Die Verfügung des Vorsitzenden der 7. großen Strafkammer zur Übersendung von Kopien der Daten aus der aufgezeichneten Telekommunikation an die Verteidigerin wird aufgehoben.

Die Staatskasse trägt die Kosten des Beschwerdeverfahrens und die notwendigen Auslagen der Angeklagten im Beschwerdeverfahren.

Gründe

I.

1

Die Staatsanwaltschaft Verden erhob am 23.04.2015 Anklage gegen fünf Angeschuldigte wegen des Vorwurfs des bandenmäßigen Handeltreibens mit Betäubungsmitteln in nicht geringer Menge und weiterer Straftaten zur großen Strafkammer des Landgerichts Verden.

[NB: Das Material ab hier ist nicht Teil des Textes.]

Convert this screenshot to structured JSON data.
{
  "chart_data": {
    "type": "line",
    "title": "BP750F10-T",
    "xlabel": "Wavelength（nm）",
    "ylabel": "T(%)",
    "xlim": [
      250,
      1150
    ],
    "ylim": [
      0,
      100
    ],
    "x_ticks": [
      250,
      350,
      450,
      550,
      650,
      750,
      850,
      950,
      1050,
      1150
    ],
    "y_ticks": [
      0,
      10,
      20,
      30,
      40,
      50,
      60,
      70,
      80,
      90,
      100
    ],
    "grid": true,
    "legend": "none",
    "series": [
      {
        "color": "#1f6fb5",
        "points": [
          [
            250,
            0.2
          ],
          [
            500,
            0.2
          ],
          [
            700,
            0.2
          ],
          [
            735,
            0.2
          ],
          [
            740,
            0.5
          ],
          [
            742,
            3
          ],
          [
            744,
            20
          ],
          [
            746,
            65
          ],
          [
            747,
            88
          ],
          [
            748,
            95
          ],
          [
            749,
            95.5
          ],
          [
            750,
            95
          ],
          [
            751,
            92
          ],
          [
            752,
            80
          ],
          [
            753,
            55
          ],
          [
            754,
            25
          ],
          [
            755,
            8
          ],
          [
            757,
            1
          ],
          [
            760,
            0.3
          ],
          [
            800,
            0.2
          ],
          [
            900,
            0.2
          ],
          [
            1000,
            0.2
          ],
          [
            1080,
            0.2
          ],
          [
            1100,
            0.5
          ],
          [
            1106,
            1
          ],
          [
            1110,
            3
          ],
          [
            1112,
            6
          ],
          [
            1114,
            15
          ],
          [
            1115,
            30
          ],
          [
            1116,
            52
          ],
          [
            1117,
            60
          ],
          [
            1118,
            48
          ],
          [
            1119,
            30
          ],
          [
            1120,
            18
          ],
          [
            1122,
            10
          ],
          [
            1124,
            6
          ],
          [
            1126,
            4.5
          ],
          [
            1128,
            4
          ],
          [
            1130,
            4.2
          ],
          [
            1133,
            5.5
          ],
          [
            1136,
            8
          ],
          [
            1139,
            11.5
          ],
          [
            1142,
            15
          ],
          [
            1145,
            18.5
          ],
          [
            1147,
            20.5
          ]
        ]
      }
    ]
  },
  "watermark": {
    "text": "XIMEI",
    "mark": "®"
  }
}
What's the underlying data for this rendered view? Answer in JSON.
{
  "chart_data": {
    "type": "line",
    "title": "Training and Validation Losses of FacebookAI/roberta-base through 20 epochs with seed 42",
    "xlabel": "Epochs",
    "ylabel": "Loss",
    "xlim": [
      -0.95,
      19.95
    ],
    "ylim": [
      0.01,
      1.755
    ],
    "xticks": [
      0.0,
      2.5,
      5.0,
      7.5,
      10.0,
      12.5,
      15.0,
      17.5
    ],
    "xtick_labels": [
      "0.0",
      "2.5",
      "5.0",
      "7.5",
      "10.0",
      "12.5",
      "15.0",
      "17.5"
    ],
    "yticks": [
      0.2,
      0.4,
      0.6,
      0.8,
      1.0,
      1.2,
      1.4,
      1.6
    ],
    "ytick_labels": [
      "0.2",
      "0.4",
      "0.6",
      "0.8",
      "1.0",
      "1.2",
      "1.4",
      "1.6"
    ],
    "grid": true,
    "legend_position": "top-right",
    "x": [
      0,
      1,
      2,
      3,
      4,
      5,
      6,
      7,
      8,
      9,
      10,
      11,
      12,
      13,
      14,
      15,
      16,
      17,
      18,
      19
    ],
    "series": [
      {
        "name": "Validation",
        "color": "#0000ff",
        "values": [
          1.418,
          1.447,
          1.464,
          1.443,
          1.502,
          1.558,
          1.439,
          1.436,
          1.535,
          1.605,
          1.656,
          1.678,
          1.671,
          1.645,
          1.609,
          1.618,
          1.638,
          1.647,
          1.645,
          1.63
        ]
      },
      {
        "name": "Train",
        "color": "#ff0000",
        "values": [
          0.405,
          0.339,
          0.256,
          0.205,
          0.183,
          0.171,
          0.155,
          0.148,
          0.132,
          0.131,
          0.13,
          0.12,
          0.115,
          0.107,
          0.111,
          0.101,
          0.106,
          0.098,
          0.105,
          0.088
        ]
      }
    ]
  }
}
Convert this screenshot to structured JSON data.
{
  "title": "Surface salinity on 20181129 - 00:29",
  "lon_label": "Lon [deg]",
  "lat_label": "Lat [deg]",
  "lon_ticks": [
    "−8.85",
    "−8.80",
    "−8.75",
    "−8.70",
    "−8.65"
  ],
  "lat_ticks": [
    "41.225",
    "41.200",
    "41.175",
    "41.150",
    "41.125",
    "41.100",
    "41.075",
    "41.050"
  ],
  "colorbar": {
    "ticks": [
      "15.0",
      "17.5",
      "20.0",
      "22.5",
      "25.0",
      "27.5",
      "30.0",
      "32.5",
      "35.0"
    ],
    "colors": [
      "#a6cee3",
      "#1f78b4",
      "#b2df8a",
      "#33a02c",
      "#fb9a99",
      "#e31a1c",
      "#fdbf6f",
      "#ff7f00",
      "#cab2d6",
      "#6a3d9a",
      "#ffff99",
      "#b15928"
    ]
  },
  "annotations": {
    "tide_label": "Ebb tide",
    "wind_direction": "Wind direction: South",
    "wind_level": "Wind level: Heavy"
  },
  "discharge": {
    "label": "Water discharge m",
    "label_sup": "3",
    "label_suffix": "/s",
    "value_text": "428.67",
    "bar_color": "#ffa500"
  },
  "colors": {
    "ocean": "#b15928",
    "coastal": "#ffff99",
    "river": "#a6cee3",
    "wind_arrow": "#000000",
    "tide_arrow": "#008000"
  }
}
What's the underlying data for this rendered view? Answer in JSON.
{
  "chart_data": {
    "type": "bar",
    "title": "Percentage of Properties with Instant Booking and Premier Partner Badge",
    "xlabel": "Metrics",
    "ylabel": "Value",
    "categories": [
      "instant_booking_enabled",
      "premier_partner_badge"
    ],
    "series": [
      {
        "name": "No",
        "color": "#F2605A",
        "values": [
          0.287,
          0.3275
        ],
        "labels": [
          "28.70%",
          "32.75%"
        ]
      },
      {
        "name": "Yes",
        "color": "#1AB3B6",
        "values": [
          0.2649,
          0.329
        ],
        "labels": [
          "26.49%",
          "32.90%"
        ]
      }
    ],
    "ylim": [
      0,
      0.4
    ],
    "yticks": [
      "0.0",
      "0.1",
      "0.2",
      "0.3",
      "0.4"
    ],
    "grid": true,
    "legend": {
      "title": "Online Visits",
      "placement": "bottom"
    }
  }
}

Die Ermittlungen wurden seit dem Jahr 2013 unter anderem mit umfangreichen Telekommunikationsüberwachungsmaßnahmen geführt und mündeten am 16.01.2015 in einen polizeilichen Zugriff, bei dem ca. 11,3 kg Marihuana, das durch die Tätergruppierung kurz zuvor in den Niederlanden erworben worden sein soll, sichergestellt werden konnten.

2

Mit Schreiben vom 21.01.2015 und 11.03.2015 wies die Staatsanwaltschaft die Verteidigerin P. darauf hin, dass umfangreiche Aufzeichnungen der Telekommunikation, Observationen und Aufzeichnungen von Innenraumgesprächen erfolgt seien. Diese könnten als Beweismittel besichtigt werden. Sofern eine Besichtigung - auch durch die Angeklagte selbst - gewünscht werde, werde diese in den Räumen der ZKI Oldenburg ermöglicht werden.

3

Nachdem die 7. große Strafkammer des Landgerichts Verden das Hauptverfahren mit Beschluss vom 18.06.2015 eröffnet hatte, musste die am 08.07.2015 begonnene Hauptverhandlung zunächst ausgesetzt werden. Ein Angeklagter war verhandlungsunfähig und zwei weiteren Angeklagten konnte die Ladungen zum Termin nicht rechtzeitig zugestellt werden. Zum jetzigen Zeitpunkt befinden sich noch zwei Angeklagte in Untersuchungshaft. Der erneute Beginn der Hauptverhandlung ist für den 27.07.2015 vorgesehen.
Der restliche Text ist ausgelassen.